|Irvine Park in the early 1900s. (Photo courtesy Orange County Archives)|
A: References to Camptonville in the Santa Ana Register, in the early 1900s, referred to it as “above Orange County Park” (now called Irvine Regional Park) and “across the creek” from the main portion of the park. The description of Camptonville you found on OC Parks website is drawn largely from Don Meadows’ book, Historic Place Names in Orange County:
“…A favorite camping spot in Orange County Park… was on the left side of the road soon after it crossed the Santiago Creek for the first time. There was always water in the creek, and the sycamores and oaks were festooned with wild grapevines, and the road meandered through a shady tunnel of vegetation. The camping place, dubbed Camptonville, was as well known in the county as any town or village. Camping there was prohibited after 1917.”Historian Jim Sleeper, who wrote the definitive book on Irvine Park, Bears to Briquets, wrote about the campsite as it was around 1903: “A settlement of squatters, (known as ‘Camptonville’) had sprung up on the north side of the creek.”
If this makes the place sound a little sketchier than the average family campground, you’d be right. It seems Camptonville’s reputation vacillated wildly over the years and the various shifts in the economy.
By 1910 the spot had gained favor as a legitimate place for families to camp. In the 1911 edition of his History of Orange County, California, Sam Armor wrote that these “camping grounds are generally occupied by a few families or congenial friends in vacation time only.”
But by 1917 the problem with “permanent campers” had reached the point where camping at Camptonville was banned. That seemed to turn things around, for a while.
In the Summer of 1919, when twelve concrete and rock fireplaces were installed for picnickers at the park, two were built at Camptonville, which was again a popular place to spend a relaxing day.
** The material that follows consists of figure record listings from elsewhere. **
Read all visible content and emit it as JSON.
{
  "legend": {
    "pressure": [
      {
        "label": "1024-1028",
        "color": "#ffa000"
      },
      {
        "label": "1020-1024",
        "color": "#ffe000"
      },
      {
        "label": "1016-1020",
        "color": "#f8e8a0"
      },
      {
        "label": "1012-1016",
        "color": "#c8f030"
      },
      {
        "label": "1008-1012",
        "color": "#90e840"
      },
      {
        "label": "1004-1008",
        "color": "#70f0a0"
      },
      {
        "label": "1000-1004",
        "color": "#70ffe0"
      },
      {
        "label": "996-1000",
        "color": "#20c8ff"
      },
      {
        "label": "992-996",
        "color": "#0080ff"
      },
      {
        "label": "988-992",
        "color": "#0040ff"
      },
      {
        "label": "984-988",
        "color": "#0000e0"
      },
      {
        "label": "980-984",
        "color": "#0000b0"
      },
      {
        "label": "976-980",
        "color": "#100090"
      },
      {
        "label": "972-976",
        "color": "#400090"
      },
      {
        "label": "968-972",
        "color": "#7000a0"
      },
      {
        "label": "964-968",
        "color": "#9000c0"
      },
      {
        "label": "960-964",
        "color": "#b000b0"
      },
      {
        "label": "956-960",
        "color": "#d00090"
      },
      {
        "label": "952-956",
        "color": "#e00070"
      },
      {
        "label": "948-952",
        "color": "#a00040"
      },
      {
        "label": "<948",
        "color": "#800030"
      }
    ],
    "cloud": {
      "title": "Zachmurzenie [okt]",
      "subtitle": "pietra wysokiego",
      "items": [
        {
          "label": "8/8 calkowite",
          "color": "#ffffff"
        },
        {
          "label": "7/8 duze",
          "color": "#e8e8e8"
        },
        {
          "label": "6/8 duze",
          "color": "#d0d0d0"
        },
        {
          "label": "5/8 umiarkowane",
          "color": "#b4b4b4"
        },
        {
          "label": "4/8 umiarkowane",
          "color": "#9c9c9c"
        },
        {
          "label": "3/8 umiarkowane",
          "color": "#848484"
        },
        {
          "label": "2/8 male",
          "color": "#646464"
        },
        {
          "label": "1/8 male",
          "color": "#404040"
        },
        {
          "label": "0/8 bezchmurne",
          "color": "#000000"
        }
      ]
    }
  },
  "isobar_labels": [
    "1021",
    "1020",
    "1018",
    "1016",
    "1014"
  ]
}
When the Great Depression hit, the north shore of the creek again filled with squatters. Sleeper notes that, “Unlike the canvas palaces of the old Camptonville days, these makeshift tar paper shacks were not for recreation, but shelters for the truly dispossessed. Spawned by the Depression, they ended with it. Henceforth, ‘permanent camping’ was no longer permitted” anywhere within the park.
Today, the north side of the creek still holds a special appeal to those who enjoy the back country. Less developed and framed by rugged bluffs, it retains an air of adventure that has been somewhat diminished in the more combed-and-curried parts of the park.
The old Camptonville site has most assuredly been heavily eroded by the many floods that have scoured the banks of Santiago Creek over the past century. So don’t expect to find any remains if you visit.